Day: November 20, 2011

Newt Gingrich Favors Bringing Back Child Labor To America! Is He For Real?

Former Speaker of the House Newt Gingrich, the present frontrunner in some polls for the Republican Presidential nomination, has come out for the revival of child labor for children under the age of 14-16, as a way to promote the work ethic and earn some money.

Suggesting that younger children be employed to clean the schools they attend, replacing union employed janitors, Gingrich said it would promote pride in their schools and encourage learning for poor children. He called the present child labor laws, passed in 1938 under the Fair Labor Standards Act, “stupid”!

Imagine this, after a century of child labor laws, first passed on the national level under President Woodrow Wilson in 1916, declared unconstitutional by the Supreme Court in the 1920s, and then finally established under Franklin D. Roosevelt, Newt Gingrich wants to go back to the days of children younger than 14 working and supporting their families, which aged them rapidly, caused dropouts from school, and denied them their childhood to have fun, to learn, to play, to grow up, before going to work as mid teenagers.

It has been shown that many high school students who work do poorly in school, and often drop out at age 16 or 17 without graduating high school, which just guarantees low income and poverty for the long haul of their lives.

Newt Gingrich stands for the “sweat labor” conditions of factories and mines in Great Britain and the United States, before social justice brought about the idea that children under 14 should not be acting as if they were adults, and should be encouraged to get an education.

While it is true that work never hurt anyone, it is outrageous and disgraceful that we should be advocating a return to the 19th century and early 20th century of the Industrial Age in the 21st century!

Have we come this far to go backwards and make for a class of poor children who will, effectively, be “serfs” for our schools, and making far less than the minimum wage?

It is obscene that Gingrich would have the gall to propose such a harsh idea, particularly for one who has never known what it is to work hard, other than to bloviate ad infinitum about his own virtues, and to make a career of promoting division and turmoil in his quest for wealth and attention from the American people!

The “Near Poor”: A New Category Of Poverty

In the past, we have known that poverty existed, and the fact that about 49 million people, one out of six in this country, are in that sad state, a large percentage of them being children.

But now the Census Bureau, through gathering of new data, has come up with a new category, the “near poor”.

This category is approximately 51 million people, making for a total of about 100 million people, one out of THREE, who are either in poverty or in “near poverty”!

Of course, the “near poor” are better off than those defined as “poor”, in the sense that they work and own a car, but they own a car with a lot of mileage, do not make enough to have a sense of “getting ahead”, and often do not have health care coverage, which means if they get sick or have an accident, it sets them back with heavy bills that can push them over the line into poverty.
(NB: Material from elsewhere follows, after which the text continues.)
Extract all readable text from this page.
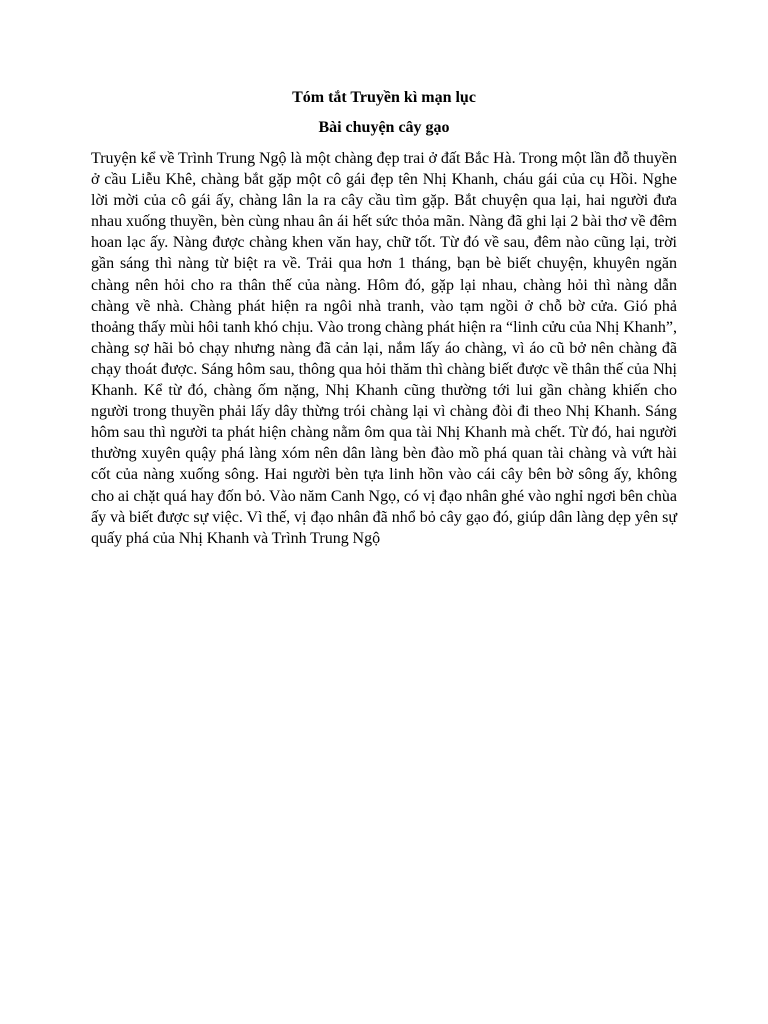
Tóm tắt Truyền kì mạn lục
Bài chuyện cây gạo

Truyện kể về Trình Trung Ngộ là một chàng đẹp trai ở đất Bắc Hà. Trong một lần đỗ thuyền ở cầu Liễu Khê, chàng bắt gặp một cô gái đẹp tên Nhị Khanh, cháu gái của cụ Hồi. Nghe lời mời của cô gái ấy, chàng lân la ra cây cầu tìm gặp. Bắt chuyện qua lại, hai người đưa nhau xuống thuyền, bèn cùng nhau ân ái hết sức thỏa mãn. Nàng đã ghi lại 2 bài thơ về đêm hoan lạc ấy. Nàng được chàng khen văn hay, chữ tốt. Từ đó về sau, đêm nào cũng lại, trời gần sáng thì nàng từ biệt ra về. Trải qua hơn 1 tháng, bạn bè biết chuyện, khuyên ngăn chàng nên hỏi cho ra thân thế của nàng. Hôm đó, gặp lại nhau, chàng hỏi thì nàng dẫn chàng về nhà. Chàng phát hiện ra ngôi nhà tranh, vào tạm ngồi ở chỗ bờ cửa. Gió phả thoảng thấy mùi hôi tanh khó chịu. Vào trong chàng phát hiện ra “linh cửu của Nhị Khanh”, chàng sợ hãi bỏ chạy nhưng nàng đã cản lại, nắm lấy áo chàng, vì áo cũ bở nên chàng đã chạy thoát được. Sáng hôm sau, thông qua hỏi thăm thì chàng biết được về thân thế của Nhị Khanh. Kể từ đó, chàng ốm nặng, Nhị Khanh cũng thường tới lui gần chàng khiến cho người trong thuyền phải lấy dây thừng trói chàng lại vì chàng đòi đi theo Nhị Khanh. Sáng hôm sau thì người ta phát hiện chàng nằm ôm qua tài Nhị Khanh mà chết. Từ đó, hai người thường xuyên quậy phá làng xóm nên dân làng bèn đào mồ phá quan tài chàng và vứt hài cốt của nàng xuống sông. Hai người bèn tựa linh hồn vào cái cây bên bờ sông ấy, không cho ai chặt quá hay đốn bỏ. Vào năm Canh Ngọ, có vị đạo nhân ghé vào nghỉ ngơi bên chùa ấy và biết được sự việc. Vì thế, vị đạo nhân đã nhổ bỏ cây gạo đó, giúp dân làng dẹp yên sự quấy phá của Nhị Khanh và Trình Trung Ngộ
There is no room for error among this group, as they teeter on the verge of bankruptcy from unexpected bills that may crop up, and they are unable to have much hope about the future.

One third of the “near poor” are elderly, and 39 percent are children. The “American Dream” is not coming through for these people at both ends of the age spectrum! The group of 51 million people is just “scraping by”, and there is a sense of hopelessness.

If one has an income under $50,000 in major metropolitan areas, he or she fits into this group if part of a family of four, and they have suffered from a decade of flat wages, as well as the economic collapse of the Great Recession. The fact that many live in the suburbs is misleading, as we are witnessing the growing poverty of many suburban communities, and the foreclosures on many homes, decimating what were once middle class neighborhoods.

As the saying goes, there is no “wiggle room” for this category of “near poor”, as they struggle every day to stay “above water”, with the danger of “drowning”, falling into poverty.